Objectif de la restauration

L’objectif de la restauration des tourbières après la récolte de la tourbe est de rétablir les mécanismes d’autorégulation permettant à la tourbière de retrouver ses fonctions, entre autres sa capacité à accumuler de tourbe.

L’approche de restauration des tourbières, appelée la « méthode de transfert de la couche muscinale » a été développée par le biais d’un vaste programme de recherche. Elle repose sur deux actions principales :

  1. Réintroduction active des espèces végétales des tourbières, ainsi que l’application de diverses techniques pour améliorer les conditions qui favoriseront l’établissement des plantes;
  2. Remouillage de la tourbière.

Des équipements standards utilisés en agriculture ou pour la récolte de tourbe sont utilisés pour recueillir et disperser les fragments de plantes et le paillis sur de grandes surfaces.

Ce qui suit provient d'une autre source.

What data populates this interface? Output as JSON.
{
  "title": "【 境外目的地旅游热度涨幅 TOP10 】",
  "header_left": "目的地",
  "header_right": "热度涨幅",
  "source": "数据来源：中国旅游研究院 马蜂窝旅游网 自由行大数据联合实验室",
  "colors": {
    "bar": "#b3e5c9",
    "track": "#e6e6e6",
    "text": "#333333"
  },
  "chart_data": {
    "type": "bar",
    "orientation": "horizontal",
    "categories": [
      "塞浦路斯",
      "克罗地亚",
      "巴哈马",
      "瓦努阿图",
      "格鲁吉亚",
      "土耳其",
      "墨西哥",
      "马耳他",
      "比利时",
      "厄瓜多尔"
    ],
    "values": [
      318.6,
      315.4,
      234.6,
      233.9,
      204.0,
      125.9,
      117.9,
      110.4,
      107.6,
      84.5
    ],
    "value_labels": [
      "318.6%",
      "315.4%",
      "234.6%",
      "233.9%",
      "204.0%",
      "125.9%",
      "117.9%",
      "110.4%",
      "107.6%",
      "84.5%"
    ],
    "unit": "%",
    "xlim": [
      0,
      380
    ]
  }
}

La restauration des tourbières est un processus qui s’étend sur plusieurs années. Son succès est mesuré par l’étude de la croissance des communautés végétales et d’autres facteurs qui influent sur l’écosystème, comme l’hydrologie et le cycle du carbone.

Guide de restauration des tourbières

Un premier guide de restauration a été publié en 1997 par le GRET. Une seconde édition beaucoup plus étoffée a vu le jour en 2003. Cette édition demeure à ce jour une ressource indispensable.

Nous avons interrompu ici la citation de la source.